Syahdan, pada 1939 ada sebuah berita tentang Bung Karno: ia meninggalkan 
sebuah rapat Muhammadiyah sebagai protes. Bung Karno tak setuju karena ada 
tabir yang dipasang di sana untuk membatasi tempat perempuan dengan tempat 
laki-laki.
Maka koresponden Antara pun mewawancarainya. Bung Karno menegaskan: tabir 
tampaknya "soal kecil, soal kain yang remeh". Tapi sebenarnya "soal 
mahabesar dan mahapenting", sebab menyangkut posisi sosial perempuan. "Saya 
ulangi: tabir adalah simbol dari perbudakan kaum perempuan!"

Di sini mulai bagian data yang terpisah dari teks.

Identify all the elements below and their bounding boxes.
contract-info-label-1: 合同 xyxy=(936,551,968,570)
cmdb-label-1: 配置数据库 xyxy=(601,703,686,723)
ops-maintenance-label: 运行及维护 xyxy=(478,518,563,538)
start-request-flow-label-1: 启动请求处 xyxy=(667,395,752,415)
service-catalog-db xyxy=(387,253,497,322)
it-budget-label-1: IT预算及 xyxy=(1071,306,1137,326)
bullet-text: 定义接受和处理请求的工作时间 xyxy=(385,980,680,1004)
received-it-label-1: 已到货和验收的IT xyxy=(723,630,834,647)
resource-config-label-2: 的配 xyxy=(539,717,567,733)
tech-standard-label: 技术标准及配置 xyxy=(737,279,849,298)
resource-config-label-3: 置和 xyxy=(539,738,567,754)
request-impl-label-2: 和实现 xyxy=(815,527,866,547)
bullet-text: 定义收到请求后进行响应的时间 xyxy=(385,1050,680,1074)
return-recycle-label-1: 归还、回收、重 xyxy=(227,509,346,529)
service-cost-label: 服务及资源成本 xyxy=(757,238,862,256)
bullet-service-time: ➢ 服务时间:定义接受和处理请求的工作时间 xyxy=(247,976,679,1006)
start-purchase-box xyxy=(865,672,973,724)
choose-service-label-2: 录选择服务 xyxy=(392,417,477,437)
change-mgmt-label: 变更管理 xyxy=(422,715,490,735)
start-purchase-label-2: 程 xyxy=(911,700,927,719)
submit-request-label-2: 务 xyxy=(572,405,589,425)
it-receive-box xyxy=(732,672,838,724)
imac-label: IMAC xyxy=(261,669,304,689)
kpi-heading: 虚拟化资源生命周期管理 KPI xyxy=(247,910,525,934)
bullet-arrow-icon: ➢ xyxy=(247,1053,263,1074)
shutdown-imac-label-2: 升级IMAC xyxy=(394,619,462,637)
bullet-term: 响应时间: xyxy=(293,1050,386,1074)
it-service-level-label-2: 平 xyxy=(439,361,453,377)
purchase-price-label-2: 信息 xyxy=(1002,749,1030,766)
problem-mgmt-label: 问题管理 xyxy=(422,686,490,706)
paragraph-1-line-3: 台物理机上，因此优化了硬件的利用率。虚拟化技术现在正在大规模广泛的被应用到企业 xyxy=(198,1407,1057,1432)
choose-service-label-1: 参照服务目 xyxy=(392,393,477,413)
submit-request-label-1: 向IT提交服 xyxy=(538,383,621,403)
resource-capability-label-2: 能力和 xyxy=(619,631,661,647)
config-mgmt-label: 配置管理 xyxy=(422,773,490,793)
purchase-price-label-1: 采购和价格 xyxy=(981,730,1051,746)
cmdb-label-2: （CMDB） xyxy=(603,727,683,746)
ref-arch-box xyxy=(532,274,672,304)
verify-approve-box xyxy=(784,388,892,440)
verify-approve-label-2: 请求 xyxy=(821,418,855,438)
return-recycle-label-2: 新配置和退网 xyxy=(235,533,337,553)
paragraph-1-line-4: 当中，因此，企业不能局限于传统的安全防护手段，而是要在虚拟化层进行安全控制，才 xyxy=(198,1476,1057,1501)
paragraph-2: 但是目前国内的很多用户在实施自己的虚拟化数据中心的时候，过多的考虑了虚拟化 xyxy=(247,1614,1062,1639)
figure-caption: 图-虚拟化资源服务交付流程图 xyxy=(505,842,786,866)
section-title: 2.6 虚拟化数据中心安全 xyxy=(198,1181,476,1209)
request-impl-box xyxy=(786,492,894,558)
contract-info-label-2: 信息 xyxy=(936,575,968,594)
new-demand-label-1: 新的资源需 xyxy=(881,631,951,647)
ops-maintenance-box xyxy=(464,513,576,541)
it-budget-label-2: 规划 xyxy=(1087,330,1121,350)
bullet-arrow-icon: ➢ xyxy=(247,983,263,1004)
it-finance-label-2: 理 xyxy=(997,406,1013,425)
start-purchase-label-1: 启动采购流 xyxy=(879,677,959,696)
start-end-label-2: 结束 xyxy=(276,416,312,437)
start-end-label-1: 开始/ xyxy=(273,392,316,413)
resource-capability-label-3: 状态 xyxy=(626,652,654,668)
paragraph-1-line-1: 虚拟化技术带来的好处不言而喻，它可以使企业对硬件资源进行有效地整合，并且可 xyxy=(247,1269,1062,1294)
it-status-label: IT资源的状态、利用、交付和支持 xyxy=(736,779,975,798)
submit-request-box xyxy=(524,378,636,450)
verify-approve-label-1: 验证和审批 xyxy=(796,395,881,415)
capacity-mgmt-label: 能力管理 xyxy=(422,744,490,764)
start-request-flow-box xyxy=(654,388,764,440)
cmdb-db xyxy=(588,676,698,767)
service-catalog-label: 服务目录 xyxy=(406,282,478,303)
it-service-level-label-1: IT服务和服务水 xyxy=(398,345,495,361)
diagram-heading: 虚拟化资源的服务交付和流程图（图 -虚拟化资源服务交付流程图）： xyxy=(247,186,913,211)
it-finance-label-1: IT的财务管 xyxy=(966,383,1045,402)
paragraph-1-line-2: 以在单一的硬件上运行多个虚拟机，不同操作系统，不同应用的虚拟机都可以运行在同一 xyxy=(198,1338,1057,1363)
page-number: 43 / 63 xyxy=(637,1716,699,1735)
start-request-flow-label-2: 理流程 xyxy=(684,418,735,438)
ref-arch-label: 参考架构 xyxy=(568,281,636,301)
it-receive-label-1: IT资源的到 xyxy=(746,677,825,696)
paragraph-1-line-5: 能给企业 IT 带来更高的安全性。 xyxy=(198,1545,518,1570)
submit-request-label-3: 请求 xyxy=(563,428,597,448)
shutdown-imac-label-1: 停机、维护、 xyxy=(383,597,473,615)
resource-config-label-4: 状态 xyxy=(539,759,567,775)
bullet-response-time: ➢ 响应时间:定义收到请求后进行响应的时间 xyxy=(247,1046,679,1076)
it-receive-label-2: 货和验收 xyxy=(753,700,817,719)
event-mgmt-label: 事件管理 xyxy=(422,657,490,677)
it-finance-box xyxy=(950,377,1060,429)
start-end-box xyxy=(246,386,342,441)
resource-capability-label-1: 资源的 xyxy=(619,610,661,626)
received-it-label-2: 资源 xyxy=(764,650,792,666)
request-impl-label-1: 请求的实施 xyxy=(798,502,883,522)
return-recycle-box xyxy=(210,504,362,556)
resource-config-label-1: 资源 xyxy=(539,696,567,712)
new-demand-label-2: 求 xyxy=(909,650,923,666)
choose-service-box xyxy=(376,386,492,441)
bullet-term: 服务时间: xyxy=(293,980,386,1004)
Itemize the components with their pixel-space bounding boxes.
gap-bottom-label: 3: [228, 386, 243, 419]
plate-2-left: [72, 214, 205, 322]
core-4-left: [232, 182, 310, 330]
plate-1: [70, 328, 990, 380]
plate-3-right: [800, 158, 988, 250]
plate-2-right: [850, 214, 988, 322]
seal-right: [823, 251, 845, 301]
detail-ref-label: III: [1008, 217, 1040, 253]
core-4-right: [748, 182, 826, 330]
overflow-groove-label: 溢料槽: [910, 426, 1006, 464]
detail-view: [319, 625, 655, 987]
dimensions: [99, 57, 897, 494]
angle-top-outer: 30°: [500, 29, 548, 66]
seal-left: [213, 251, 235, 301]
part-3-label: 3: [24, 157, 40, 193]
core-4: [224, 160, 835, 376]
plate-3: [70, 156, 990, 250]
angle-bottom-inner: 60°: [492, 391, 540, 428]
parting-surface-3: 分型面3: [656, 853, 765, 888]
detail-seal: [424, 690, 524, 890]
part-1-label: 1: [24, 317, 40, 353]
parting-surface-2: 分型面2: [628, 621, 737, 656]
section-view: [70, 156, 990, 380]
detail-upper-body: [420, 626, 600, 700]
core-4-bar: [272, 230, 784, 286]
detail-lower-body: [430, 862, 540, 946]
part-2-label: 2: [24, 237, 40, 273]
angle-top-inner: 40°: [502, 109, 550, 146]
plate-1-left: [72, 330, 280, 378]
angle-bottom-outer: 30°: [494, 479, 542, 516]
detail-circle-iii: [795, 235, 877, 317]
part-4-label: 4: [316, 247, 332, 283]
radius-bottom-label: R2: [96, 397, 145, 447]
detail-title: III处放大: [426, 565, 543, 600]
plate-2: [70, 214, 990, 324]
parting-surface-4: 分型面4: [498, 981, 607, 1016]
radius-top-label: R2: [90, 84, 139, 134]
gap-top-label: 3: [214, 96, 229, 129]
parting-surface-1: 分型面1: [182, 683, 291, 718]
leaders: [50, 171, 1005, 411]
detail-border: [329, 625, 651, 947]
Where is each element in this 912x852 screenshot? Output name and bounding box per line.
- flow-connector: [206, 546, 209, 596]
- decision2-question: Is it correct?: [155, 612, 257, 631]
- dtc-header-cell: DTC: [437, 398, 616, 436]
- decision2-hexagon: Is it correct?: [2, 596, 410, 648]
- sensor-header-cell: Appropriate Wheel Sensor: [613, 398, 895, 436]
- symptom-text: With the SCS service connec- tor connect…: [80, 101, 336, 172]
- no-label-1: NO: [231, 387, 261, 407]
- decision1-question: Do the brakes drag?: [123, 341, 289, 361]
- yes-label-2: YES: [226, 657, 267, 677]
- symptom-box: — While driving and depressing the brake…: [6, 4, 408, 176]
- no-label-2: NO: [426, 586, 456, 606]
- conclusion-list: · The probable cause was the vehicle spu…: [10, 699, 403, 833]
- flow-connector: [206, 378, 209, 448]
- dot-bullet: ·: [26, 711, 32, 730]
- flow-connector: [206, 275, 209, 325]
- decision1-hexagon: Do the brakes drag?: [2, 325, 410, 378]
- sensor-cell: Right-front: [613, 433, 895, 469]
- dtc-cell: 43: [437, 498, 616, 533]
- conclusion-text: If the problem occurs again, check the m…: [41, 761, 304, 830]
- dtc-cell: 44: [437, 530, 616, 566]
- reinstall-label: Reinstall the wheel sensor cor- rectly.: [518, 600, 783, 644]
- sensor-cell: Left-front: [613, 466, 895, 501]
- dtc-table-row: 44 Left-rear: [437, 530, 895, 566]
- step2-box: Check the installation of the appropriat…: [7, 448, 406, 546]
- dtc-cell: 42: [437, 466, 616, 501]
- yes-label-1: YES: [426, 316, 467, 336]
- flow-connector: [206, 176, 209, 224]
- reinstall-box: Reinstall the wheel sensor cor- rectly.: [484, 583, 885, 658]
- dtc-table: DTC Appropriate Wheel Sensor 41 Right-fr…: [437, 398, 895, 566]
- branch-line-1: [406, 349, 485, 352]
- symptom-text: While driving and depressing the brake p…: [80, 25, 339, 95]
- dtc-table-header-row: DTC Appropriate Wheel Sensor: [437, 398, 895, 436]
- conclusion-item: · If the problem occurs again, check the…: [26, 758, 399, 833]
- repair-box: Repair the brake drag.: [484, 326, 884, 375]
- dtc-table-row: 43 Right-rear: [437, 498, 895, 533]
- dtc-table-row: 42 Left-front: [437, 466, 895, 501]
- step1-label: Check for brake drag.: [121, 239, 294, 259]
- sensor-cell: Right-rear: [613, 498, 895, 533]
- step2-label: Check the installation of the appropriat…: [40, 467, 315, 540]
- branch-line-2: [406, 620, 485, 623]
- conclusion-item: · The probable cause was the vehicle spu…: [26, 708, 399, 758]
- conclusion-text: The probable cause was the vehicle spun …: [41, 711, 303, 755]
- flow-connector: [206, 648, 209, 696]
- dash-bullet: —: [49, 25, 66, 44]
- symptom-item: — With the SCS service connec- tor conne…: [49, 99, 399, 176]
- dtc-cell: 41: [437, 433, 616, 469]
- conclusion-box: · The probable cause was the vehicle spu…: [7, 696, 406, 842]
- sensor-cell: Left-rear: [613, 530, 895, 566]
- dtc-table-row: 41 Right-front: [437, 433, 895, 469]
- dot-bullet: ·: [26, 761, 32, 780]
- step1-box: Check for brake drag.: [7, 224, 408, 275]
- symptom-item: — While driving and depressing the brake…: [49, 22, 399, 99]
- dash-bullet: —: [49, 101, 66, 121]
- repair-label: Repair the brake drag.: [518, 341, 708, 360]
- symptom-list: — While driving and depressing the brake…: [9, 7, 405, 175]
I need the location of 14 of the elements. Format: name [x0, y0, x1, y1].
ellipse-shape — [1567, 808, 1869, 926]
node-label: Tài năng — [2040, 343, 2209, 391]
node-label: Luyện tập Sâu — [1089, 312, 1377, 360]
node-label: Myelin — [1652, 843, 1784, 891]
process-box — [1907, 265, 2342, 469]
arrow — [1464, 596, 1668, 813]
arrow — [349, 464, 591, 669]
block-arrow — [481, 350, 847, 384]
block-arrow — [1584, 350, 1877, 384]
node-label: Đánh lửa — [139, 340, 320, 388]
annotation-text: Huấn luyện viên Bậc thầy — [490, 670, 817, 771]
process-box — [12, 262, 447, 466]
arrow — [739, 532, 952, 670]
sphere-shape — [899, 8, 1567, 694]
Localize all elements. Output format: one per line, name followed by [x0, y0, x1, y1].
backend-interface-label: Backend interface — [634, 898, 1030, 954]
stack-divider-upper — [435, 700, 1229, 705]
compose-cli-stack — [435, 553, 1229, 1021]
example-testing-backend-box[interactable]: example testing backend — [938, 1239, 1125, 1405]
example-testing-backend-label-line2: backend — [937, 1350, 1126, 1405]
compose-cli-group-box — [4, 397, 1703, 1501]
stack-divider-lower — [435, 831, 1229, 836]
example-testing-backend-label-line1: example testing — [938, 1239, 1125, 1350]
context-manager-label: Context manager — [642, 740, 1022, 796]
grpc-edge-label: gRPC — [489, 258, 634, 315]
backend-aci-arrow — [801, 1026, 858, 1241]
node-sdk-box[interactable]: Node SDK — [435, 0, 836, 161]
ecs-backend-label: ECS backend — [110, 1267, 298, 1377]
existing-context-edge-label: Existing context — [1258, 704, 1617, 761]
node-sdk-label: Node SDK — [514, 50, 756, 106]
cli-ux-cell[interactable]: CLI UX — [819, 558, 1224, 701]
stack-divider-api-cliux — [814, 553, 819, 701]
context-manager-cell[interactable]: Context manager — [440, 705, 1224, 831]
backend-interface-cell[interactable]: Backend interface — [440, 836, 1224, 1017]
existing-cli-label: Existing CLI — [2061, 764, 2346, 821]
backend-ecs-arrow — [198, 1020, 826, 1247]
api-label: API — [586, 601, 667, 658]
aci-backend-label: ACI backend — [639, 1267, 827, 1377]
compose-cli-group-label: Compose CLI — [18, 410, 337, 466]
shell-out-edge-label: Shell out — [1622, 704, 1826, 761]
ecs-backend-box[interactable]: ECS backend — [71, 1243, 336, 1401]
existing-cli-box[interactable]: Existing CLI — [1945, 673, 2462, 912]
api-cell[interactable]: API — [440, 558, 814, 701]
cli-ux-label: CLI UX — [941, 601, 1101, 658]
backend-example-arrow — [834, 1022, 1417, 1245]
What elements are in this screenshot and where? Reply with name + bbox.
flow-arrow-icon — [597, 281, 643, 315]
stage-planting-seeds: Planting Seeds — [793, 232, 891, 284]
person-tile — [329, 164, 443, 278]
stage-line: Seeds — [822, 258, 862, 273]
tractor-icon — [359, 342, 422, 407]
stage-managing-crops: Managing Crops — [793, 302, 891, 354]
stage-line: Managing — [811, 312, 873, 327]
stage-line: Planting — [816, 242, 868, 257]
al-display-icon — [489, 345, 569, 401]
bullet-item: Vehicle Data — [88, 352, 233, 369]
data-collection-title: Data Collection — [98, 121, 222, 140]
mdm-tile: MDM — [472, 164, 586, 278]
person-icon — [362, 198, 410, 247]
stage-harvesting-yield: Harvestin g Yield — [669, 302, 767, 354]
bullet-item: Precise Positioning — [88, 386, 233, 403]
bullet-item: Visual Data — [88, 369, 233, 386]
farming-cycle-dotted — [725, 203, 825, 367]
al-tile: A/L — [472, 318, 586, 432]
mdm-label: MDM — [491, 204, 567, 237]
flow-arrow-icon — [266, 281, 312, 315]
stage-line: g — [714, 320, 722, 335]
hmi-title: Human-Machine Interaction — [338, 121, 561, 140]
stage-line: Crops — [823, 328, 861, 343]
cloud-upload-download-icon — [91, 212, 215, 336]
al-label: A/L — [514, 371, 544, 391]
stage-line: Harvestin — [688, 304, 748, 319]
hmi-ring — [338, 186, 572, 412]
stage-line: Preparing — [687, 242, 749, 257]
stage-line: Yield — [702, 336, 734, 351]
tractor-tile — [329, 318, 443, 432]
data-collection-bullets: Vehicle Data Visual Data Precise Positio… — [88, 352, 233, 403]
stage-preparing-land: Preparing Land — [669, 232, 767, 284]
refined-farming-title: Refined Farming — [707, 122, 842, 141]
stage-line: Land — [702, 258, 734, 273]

Bagi Bung Karno, tabir adalah aturan agama yang lahir dalam sejarah sosial. 
Seperti halnya kolonialisme, "perbudakan" seperti itu bukan hasil dari sabda 
yang kekal. Ia akan berubah. Ia bisa diubah.

Itu sebabnya nasionalisme Indonesia mengandung optimisme. Hatta, misalnya, 
percaya kepada dialektika sejarah yang berakar pada Marxisme: tiap keadaan 
"menimbulkan syarat yang mesti mengubah keadaan itu sendiri".

Tentu, optimisme semacam ini tak selamanya terbukti benar. Tapi sejak awal 
abad ke-20 zaman terasa bergerak. Entah ke mana, tapi banyak hal yang tak 
tumbuh jadi membatu, jadi benda antik atau ditinggalkan.